Sofia, malgré Esteban qui essaie de la retenir, décide de rejoindre en Guyane Victor Hugues, par amour pour lui et pour les idéaux de la Révolution. Lorsque Bonaparte rétablit les pouvoirs de l’Église par le Concordat de 1801, le gouverneur Hugues se rend à l’église pour participer à son office, comme si de rien n’était. Avec la ré-instauration de l’esclavage dans les colonies par le même Bonaparte, Hugues utilise contre les Noirs la même férocité qu’il avait manifestée dans la défense des idéaux révolutionnaires, dont celui de la fraternité. Désenchantée, Sofia quitte Hugues et la Guyane.

 

Installée à Madrid, elle obtient la libération d’Esteban qui avait été condamné et emprisonné pour franc-maçonnerie.  Lors de la révolte du peuple espagnol contre la domination des armées de Bonaparte, Sofia décide de participer à cette révolte contre la tyrannie.

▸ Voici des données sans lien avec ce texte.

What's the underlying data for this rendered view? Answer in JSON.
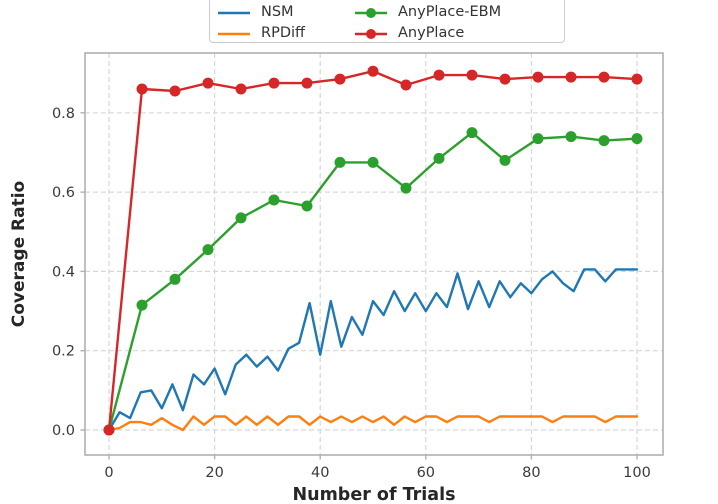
{
  "chart_data": {
    "type": "line",
    "title": "",
    "xlabel": "Number of Trials",
    "ylabel": "Coverage Ratio",
    "xlim": [
      -4.5,
      105
    ],
    "ylim": [
      -0.063,
      0.95
    ],
    "grid": true,
    "grid_style": "dashed",
    "legend_position": "top-center-outside",
    "x_ticks": [
      0,
      20,
      40,
      60,
      80,
      100
    ],
    "x_tick_labels": [
      "0",
      "20",
      "40",
      "60",
      "80",
      "100"
    ],
    "y_ticks": [
      0.0,
      0.2,
      0.4,
      0.6,
      0.8
    ],
    "y_tick_labels": [
      "0.0",
      "0.2",
      "0.4",
      "0.6",
      "0.8"
    ],
    "series": [
      {
        "name": "NSM",
        "color": "#1f77b4",
        "marker": "none",
        "x": [
          0,
          2,
          4,
          6,
          8,
          10,
          12,
          14,
          16,
          18,
          20,
          22,
          24,
          26,
          28,
          30,
          32,
          34,
          36,
          38,
          40,
          42,
          44,
          46,
          48,
          50,
          52,
          54,
          56,
          58,
          60,
          62,
          64,
          66,
          68,
          70,
          72,
          74,
          76,
          78,
          80,
          82,
          84,
          86,
          88,
          90,
          92,
          94,
          96,
          98,
          100
        ],
        "y": [
          0,
          0.045,
          0.03,
          0.095,
          0.1,
          0.055,
          0.115,
          0.05,
          0.14,
          0.115,
          0.155,
          0.09,
          0.165,
          0.19,
          0.16,
          0.185,
          0.15,
          0.205,
          0.22,
          0.32,
          0.19,
          0.325,
          0.21,
          0.285,
          0.24,
          0.325,
          0.29,
          0.35,
          0.3,
          0.345,
          0.3,
          0.345,
          0.31,
          0.395,
          0.305,
          0.375,
          0.31,
          0.375,
          0.335,
          0.37,
          0.345,
          0.38,
          0.4,
          0.37,
          0.35,
          0.405,
          0.405,
          0.375,
          0.405,
          0.405,
          0.405
        ]
      },
      {
        "name": "RPDiff",
        "color": "#ff7f0e",
        "marker": "none",
        "x": [
          0,
          2,
          4,
          6,
          8,
          10,
          12,
          14,
          16,
          18,
          20,
          22,
          24,
          26,
          28,
          30,
          32,
          34,
          36,
          38,
          40,
          42,
          44,
          46,
          48,
          50,
          52,
          54,
          56,
          58,
          60,
          62,
          64,
          66,
          68,
          70,
          72,
          74,
          76,
          78,
          80,
          82,
          84,
          86,
          88,
          90,
          92,
          94,
          96,
          98,
          100
        ],
        "y": [
          0,
          0.005,
          0.02,
          0.02,
          0.013,
          0.03,
          0.013,
          0.0,
          0.034,
          0.013,
          0.034,
          0.034,
          0.013,
          0.034,
          0.013,
          0.034,
          0.013,
          0.034,
          0.034,
          0.013,
          0.034,
          0.02,
          0.034,
          0.02,
          0.034,
          0.02,
          0.034,
          0.013,
          0.034,
          0.02,
          0.034,
          0.034,
          0.02,
          0.034,
          0.034,
          0.034,
          0.02,
          0.034,
          0.034,
          0.034,
          0.034,
          0.034,
          0.02,
          0.034,
          0.034,
          0.034,
          0.034,
          0.02,
          0.034,
          0.034,
          0.034
        ]
      },
      {
        "name": "AnyPlace-EBM",
        "color": "#2ca02c",
        "marker": "circle",
        "x": [
          0,
          6.25,
          12.5,
          18.75,
          25,
          31.25,
          37.5,
          43.75,
          50,
          56.25,
          62.5,
          68.75,
          75,
          81.25,
          87.5,
          93.75,
          100
        ],
        "y": [
          0,
          0.315,
          0.38,
          0.455,
          0.535,
          0.58,
          0.565,
          0.675,
          0.675,
          0.61,
          0.685,
          0.75,
          0.68,
          0.735,
          0.74,
          0.73,
          0.735
        ]
      },
      {
        "name": "AnyPlace",
        "color": "#d62728",
        "marker": "circle",
        "x": [
          0,
          6.25,
          12.5,
          18.75,
          25,
          31.25,
          37.5,
          43.75,
          50,
          56.25,
          62.5,
          68.75,
          75,
          81.25,
          87.5,
          93.75,
          100
        ],
        "y": [
          0,
          0.86,
          0.855,
          0.875,
          0.86,
          0.875,
          0.875,
          0.885,
          0.905,
          0.87,
          0.895,
          0.895,
          0.885,
          0.89,
          0.89,
          0.89,
          0.885
        ]
      }
    ],
    "style": {
      "grid_color": "#d8d8d8",
      "spine_color": "#b0b0b0",
      "tick_label_color": "#3a3a3a",
      "axis_label_color": "#262626",
      "legend_border_color": "#cccccc",
      "background": "#ffffff",
      "line_width": 2.4,
      "marker_radius": 5.5
    }
  }
}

Esteban, plus par amour de Sofia que par conviction politique, accompagne Sofia et disparaît avec elle durant ce mouvement populaire, sans laisser de traces.

 

J’ai aimé ce roman qui permet de sentir, voire de comprendre les effets de la Révolution française sur les colonies, à travers de personnages bien campés.